"Je regrette qu'au Portugal il y ait un certain nombre d'associations de personnes qui, franchement, causent toujours des problèmes au système judiciaire dans des affaires qui ne devraient pas relever de la compétence du système judiciaire. Nous vivons dans un pays libre, nous devons apprendre à vivre en démocratie. Dans une démocratie, on ne vainc pas les opposants en les arrêtant, en ordonnant que leurs affiches soient enlevées, en ordonnant que leurs discours soient supprimés ou en les réduisant au silence.
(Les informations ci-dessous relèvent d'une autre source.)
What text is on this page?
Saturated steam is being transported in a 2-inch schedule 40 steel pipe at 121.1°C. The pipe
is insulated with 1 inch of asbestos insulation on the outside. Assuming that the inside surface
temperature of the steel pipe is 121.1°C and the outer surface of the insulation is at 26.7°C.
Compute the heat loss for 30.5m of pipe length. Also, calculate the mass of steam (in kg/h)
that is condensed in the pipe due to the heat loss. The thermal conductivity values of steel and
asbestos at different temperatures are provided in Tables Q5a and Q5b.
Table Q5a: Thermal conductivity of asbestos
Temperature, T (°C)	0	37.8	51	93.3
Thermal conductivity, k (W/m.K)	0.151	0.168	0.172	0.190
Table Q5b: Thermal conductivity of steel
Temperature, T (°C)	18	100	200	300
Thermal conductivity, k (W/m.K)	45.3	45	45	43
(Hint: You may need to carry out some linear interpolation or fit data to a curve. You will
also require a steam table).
Dans une démocratie, les opposants sont vaincus par le débat, par la confrontation des idées", a-t-il déclaré.

Liberté d'expression

S'adressant aux journalistes au Parlement, en marge du débat sur le budget de l'État, André Ventura a estimé que les appels à retirer les affiches constituaient "une atteinte à la liberté d'expression". En ce qui concerne l'appel du membre du Parti des travailleurs demandant au ministère public d'intervenir pour appliquer d'éventuelles sanctions à cause des affiches, considérant qu'elles "incitent à la haine", André Ventura a dramatisé : "Il a fait appel au ministère public, mais pour quoi faire ? Je veux dire, est-ce que c'est au ministère public d'arrêter le leader de l'opposition ? Pensez-vous que c'est une bonne image pour le pays à l'étranger, que le leader de l'opposition soit arrêté à cause de sa liberté d'expression ?

Accusations de racisme

Le candidat à la présidence a nié le caractère raciste des messages figurant sur les premières affiches faisant allusion à sa candidature : "Isto não é o Bangladesh" ("Ce n'est pas le Bangladesh") et "Os ciganos têm de cumprir a lei" ("Les gitans doivent respecter la loi").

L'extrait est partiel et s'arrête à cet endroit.